SI SE mira con atención, la impresión que se fija en nuestra percepción es que el retratado no tiene edad o, en todo caso, la incierta de esa mera situación de expectativa que caracteriza a la infancia más temprana. Es por ello por lo que se impuso el llamarlo así, sin más, El Niño de Vallecas, título que ofende la probidad erudita de los especialistas que lo consideran absurdo, pues, en realidad, se trata de un varón vizcaíno, Francisco Lezcano, enano, uno más entre ese tropel de bufones y seres deformes, cuya apariencia monstruosa o anormal gracejo divertían a la Corte, que no en balde los englobaba bajo el genérico de "gentes de placer". No obstante, a diferencia del resto de los maravillosamente pintados por Velázquez, este que ahora nos ocupa se nos muestra brillando al contraluz del fondo umbrío de una cueva o recodo, cuyo límite rasga un amplio horizonte serrano, con muchas trazas de ubicarse quizá en las cercanías madrileñas, con lo que, aun pintado hacia 1644, guarda una cierta similitud con el retrato de El príncipe Baltasar Carlos en traje de caza, que, con seis años declarados en la tela, debió ejecutarse en 1636. Salvando naturalmente las distancias, señalo esta semejanza, porque, al final, ambos muestran una pareja inocencia, que es el más preciado bien que Velázquez nos legó al representar la infancia, más de un siglo antes de que Tousseau nos infundiera el entregado amor por lo natural de la naturaleza, ese espontáneo don exhibido por los niños y las mujeres, cuyo peligro atormentaba a nuestros más lejanos antepasados, que se empecinaban en corregirlo como un estigma morboso, inequívoco signo del pecado original.

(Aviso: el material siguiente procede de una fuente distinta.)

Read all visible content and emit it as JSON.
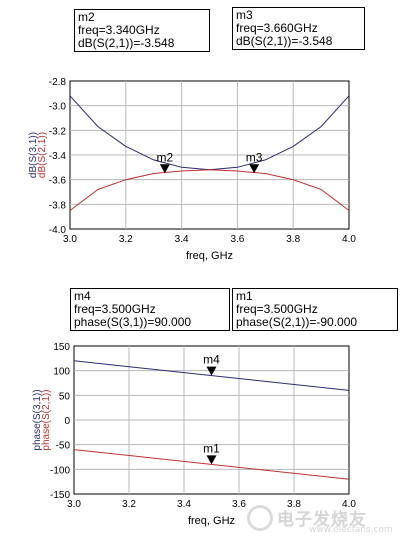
{
  "chart_data": [
    {
      "type": "line",
      "xlabel": "freq, GHz",
      "ylabel_series": [
        "dB(S(3,1))",
        "dB(S(2,1))"
      ],
      "xlim": [
        3.0,
        4.0
      ],
      "ylim": [
        -4.0,
        -2.8
      ],
      "x_ticks": [
        "3.0",
        "3.2",
        "3.4",
        "3.6",
        "3.8",
        "4.0"
      ],
      "y_ticks": [
        "-2.8",
        "-3.0",
        "-3.2",
        "-3.4",
        "-3.6",
        "-3.8",
        "-4.0"
      ],
      "grid": true,
      "series": [
        {
          "color": "#2a2a78",
          "x": [
            3.0,
            3.1,
            3.2,
            3.3,
            3.4,
            3.5,
            3.6,
            3.7,
            3.8,
            3.9,
            4.0
          ],
          "y": [
            -2.92,
            -3.17,
            -3.33,
            -3.44,
            -3.5,
            -3.52,
            -3.5,
            -3.44,
            -3.33,
            -3.17,
            -2.92
          ]
        },
        {
          "color": "#c03030",
          "x": [
            3.0,
            3.1,
            3.2,
            3.3,
            3.4,
            3.5,
            3.6,
            3.7,
            3.8,
            3.9,
            4.0
          ],
          "y": [
            -3.85,
            -3.68,
            -3.6,
            -3.55,
            -3.53,
            -3.52,
            -3.53,
            -3.55,
            -3.6,
            -3.68,
            -3.85
          ]
        }
      ],
      "markers": [
        {
          "label": "m2",
          "x": 3.34,
          "y": -3.548
        },
        {
          "label": "m3",
          "x": 3.66,
          "y": -3.548
        }
      ]
    },
    {
      "type": "line",
      "xlabel": "freq, GHz",
      "ylabel_series": [
        "phase(S(3,1))",
        "phase(S(2,1))"
      ],
      "xlim": [
        3.0,
        4.0
      ],
      "ylim": [
        -150,
        150
      ],
      "x_ticks": [
        "3.0",
        "3.2",
        "3.4",
        "3.6",
        "3.8",
        "4.0"
      ],
      "y_ticks": [
        "150",
        "100",
        "50",
        "0",
        "-50",
        "-100",
        "-150"
      ],
      "grid": true,
      "series": [
        {
          "color": "#2a2a78",
          "x": [
            3.0,
            4.0
          ],
          "y": [
            120,
            60
          ]
        },
        {
          "color": "#c03030",
          "x": [
            3.0,
            4.0
          ],
          "y": [
            -60,
            -120
          ]
        }
      ],
      "markers": [
        {
          "label": "m4",
          "x": 3.5,
          "y": 90
        },
        {
          "label": "m1",
          "x": 3.5,
          "y": -90
        }
      ]
    }
  ],
  "marker_boxes": [
    {
      "name": "m2",
      "lines": [
        "m2",
        "freq=3.340GHz",
        "dB(S(2,1))=-3.548"
      ]
    },
    {
      "name": "m3",
      "lines": [
        "m3",
        "freq=3.660GHz",
        "dB(S(2,1))=-3.548"
      ]
    },
    {
      "name": "m4",
      "lines": [
        "m4",
        "freq=3.500GHz",
        "phase(S(3,1))=90.000"
      ]
    },
    {
      "name": "m1",
      "lines": [
        "m1",
        "freq=3.500GHz",
        "phase(S(2,1))=-90.000"
      ]
    }
  ],
  "watermark": {
    "title": "电子发烧友",
    "sub": "www.elecfans.com"
  },
  "colors": {
    "series_blue": "#2a2a78",
    "series_red": "#c03030",
    "grid": "#b8b8b8",
    "plot_bg": "#ffffff"
  }
}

Lo que quiero resaltar es que, al margen de su edad real y de su menguado tamaño, el vulgo no anduvo tan desacertado al calificar a este pobre enano vizcaíno como "niño", porque lo que luminosamente resplandece en su fisionomía es la beatitud de la inocencia, que nosotros perdimos al cumplir años, pero que, en estos seres como embobados, se mantiene incólume, y no porque se vean privados de los padecimientos físicos o de las dolencias anímicas que a nosotros nos envejecen, sino por la fatal silente aceptación de los mismos. Criaturas, en definitiva, que sienten y padecen como nosotros, les tildamos hoy de "minusválidos" por la simple razón de su falta de eficacia laboral, lo cual, ¡oh, horror de los horrores!, les convierte en seres desamparados, como si cualquiera de nosotros no lo estuviéramos desde el principio al fin de nuestra laboriosa existencia.

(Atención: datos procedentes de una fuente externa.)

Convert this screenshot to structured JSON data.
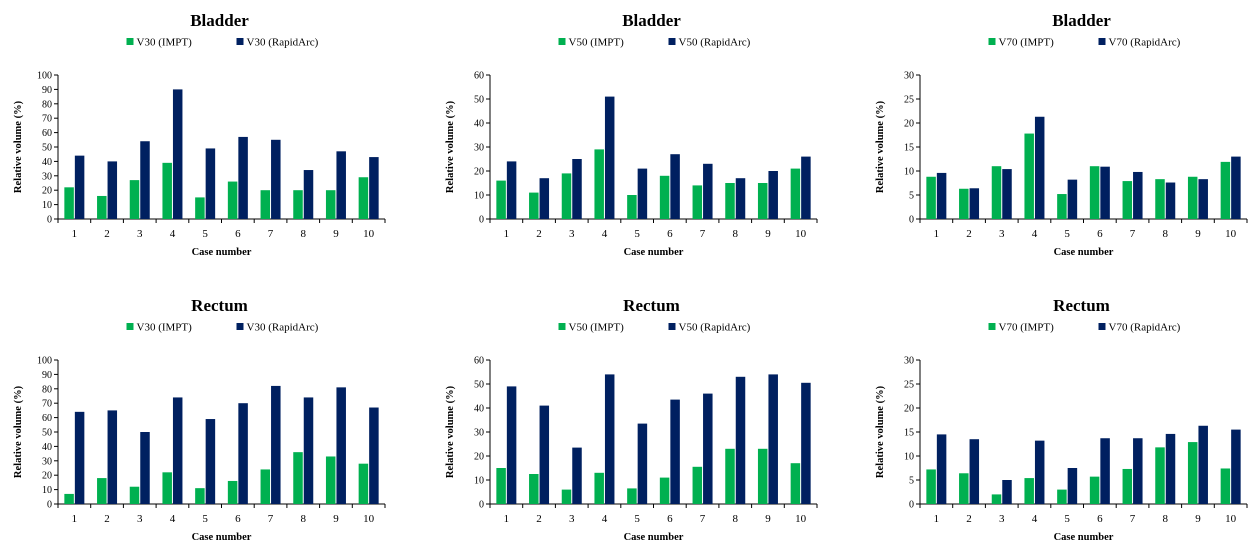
{
  "colors": {
    "impt": "#00b050",
    "rapidarc": "#002060"
  },
  "chart_data": [
    {
      "type": "bar",
      "title": "Bladder",
      "categories": [
        "1",
        "2",
        "3",
        "4",
        "5",
        "6",
        "7",
        "8",
        "9",
        "10"
      ],
      "series": [
        {
          "name": "V30 (IMPT)",
          "values": [
            22,
            16,
            27,
            39,
            15,
            26,
            20,
            20,
            20,
            29
          ]
        },
        {
          "name": "V30 (RapidArc)",
          "values": [
            44,
            40,
            54,
            90,
            49,
            57,
            55,
            34,
            47,
            43
          ]
        }
      ],
      "xlabel": "Case number",
      "ylabel": "Relative volume (%)",
      "ylim": [
        0,
        100
      ],
      "yticks": [
        0,
        10,
        20,
        30,
        40,
        50,
        60,
        70,
        80,
        90,
        100
      ]
    },
    {
      "type": "bar",
      "title": "Bladder",
      "categories": [
        "1",
        "2",
        "3",
        "4",
        "5",
        "6",
        "7",
        "8",
        "9",
        "10"
      ],
      "series": [
        {
          "name": "V50 (IMPT)",
          "values": [
            16,
            11,
            19,
            29,
            10,
            18,
            14,
            15,
            15,
            21
          ]
        },
        {
          "name": "V50 (RapidArc)",
          "values": [
            24,
            17,
            25,
            51,
            21,
            27,
            23,
            17,
            20,
            26
          ]
        }
      ],
      "xlabel": "Case number",
      "ylabel": "Relative volume (%)",
      "ylim": [
        0,
        60
      ],
      "yticks": [
        0,
        10,
        20,
        30,
        40,
        50,
        60
      ]
    },
    {
      "type": "bar",
      "title": "Bladder",
      "categories": [
        "1",
        "2",
        "3",
        "4",
        "5",
        "6",
        "7",
        "8",
        "9",
        "10"
      ],
      "series": [
        {
          "name": "V70 (IMPT)",
          "values": [
            8.8,
            6.3,
            11.0,
            17.8,
            5.2,
            11.0,
            7.9,
            8.3,
            8.8,
            11.9
          ]
        },
        {
          "name": "V70 (RapidArc)",
          "values": [
            9.6,
            6.4,
            10.4,
            21.3,
            8.2,
            10.9,
            9.8,
            7.6,
            8.3,
            13.0
          ]
        }
      ],
      "xlabel": "Case number",
      "ylabel": "Relative volume (%)",
      "ylim": [
        0,
        30
      ],
      "yticks": [
        0,
        5,
        10,
        15,
        20,
        25,
        30
      ]
    },
    {
      "type": "bar",
      "title": "Rectum",
      "categories": [
        "1",
        "2",
        "3",
        "4",
        "5",
        "6",
        "7",
        "8",
        "9",
        "10"
      ],
      "series": [
        {
          "name": "V30 (IMPT)",
          "values": [
            7,
            18,
            12,
            22,
            11,
            16,
            24,
            36,
            33,
            28
          ]
        },
        {
          "name": "V30 (RapidArc)",
          "values": [
            64,
            65,
            50,
            74,
            59,
            70,
            82,
            74,
            81,
            67
          ]
        }
      ],
      "xlabel": "Case number",
      "ylabel": "Relative volume (%)",
      "ylim": [
        0,
        100
      ],
      "yticks": [
        0,
        10,
        20,
        30,
        40,
        50,
        60,
        70,
        80,
        90,
        100
      ]
    },
    {
      "type": "bar",
      "title": "Rectum",
      "categories": [
        "1",
        "2",
        "3",
        "4",
        "5",
        "6",
        "7",
        "8",
        "9",
        "10"
      ],
      "series": [
        {
          "name": "V50 (IMPT)",
          "values": [
            15,
            12.5,
            6,
            13,
            6.5,
            11,
            15.5,
            23,
            23,
            17
          ]
        },
        {
          "name": "V50 (RapidArc)",
          "values": [
            49,
            41,
            23.5,
            54,
            33.5,
            43.5,
            46,
            53,
            54,
            50.5
          ]
        }
      ],
      "xlabel": "Case number",
      "ylabel": "Relative volume (%)",
      "ylim": [
        0,
        60
      ],
      "yticks": [
        0,
        10,
        20,
        30,
        40,
        50,
        60
      ]
    },
    {
      "type": "bar",
      "title": "Rectum",
      "categories": [
        "1",
        "2",
        "3",
        "4",
        "5",
        "6",
        "7",
        "8",
        "9",
        "10"
      ],
      "series": [
        {
          "name": "V70 (IMPT)",
          "values": [
            7.2,
            6.4,
            2.0,
            5.4,
            3.0,
            5.7,
            7.3,
            11.8,
            12.9,
            7.4
          ]
        },
        {
          "name": "V70 (RapidArc)",
          "values": [
            14.5,
            13.5,
            5.0,
            13.2,
            7.5,
            13.7,
            13.7,
            14.6,
            16.3,
            15.5
          ]
        }
      ],
      "xlabel": "Case number",
      "ylabel": "Relative volume (%)",
      "ylim": [
        0,
        30
      ],
      "yticks": [
        0,
        5,
        10,
        15,
        20,
        25,
        30
      ]
    }
  ]
}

Ahora que estamos a las puertas de que se inaugure una extraordinaria exposición en el Museo del Prado, dedicada al retrato español, vuelvo sobre esta obra egregia de Velázquez, para mí dotada de la mayor y más emocionante hondura existencial, porque en ese Niño de Vallecas, está, lector, lo mejor que, tú y yo, tenemos, que es, sin duda, al margen de lo que avance la ciencia, nuestra expresión de inocente desamparo.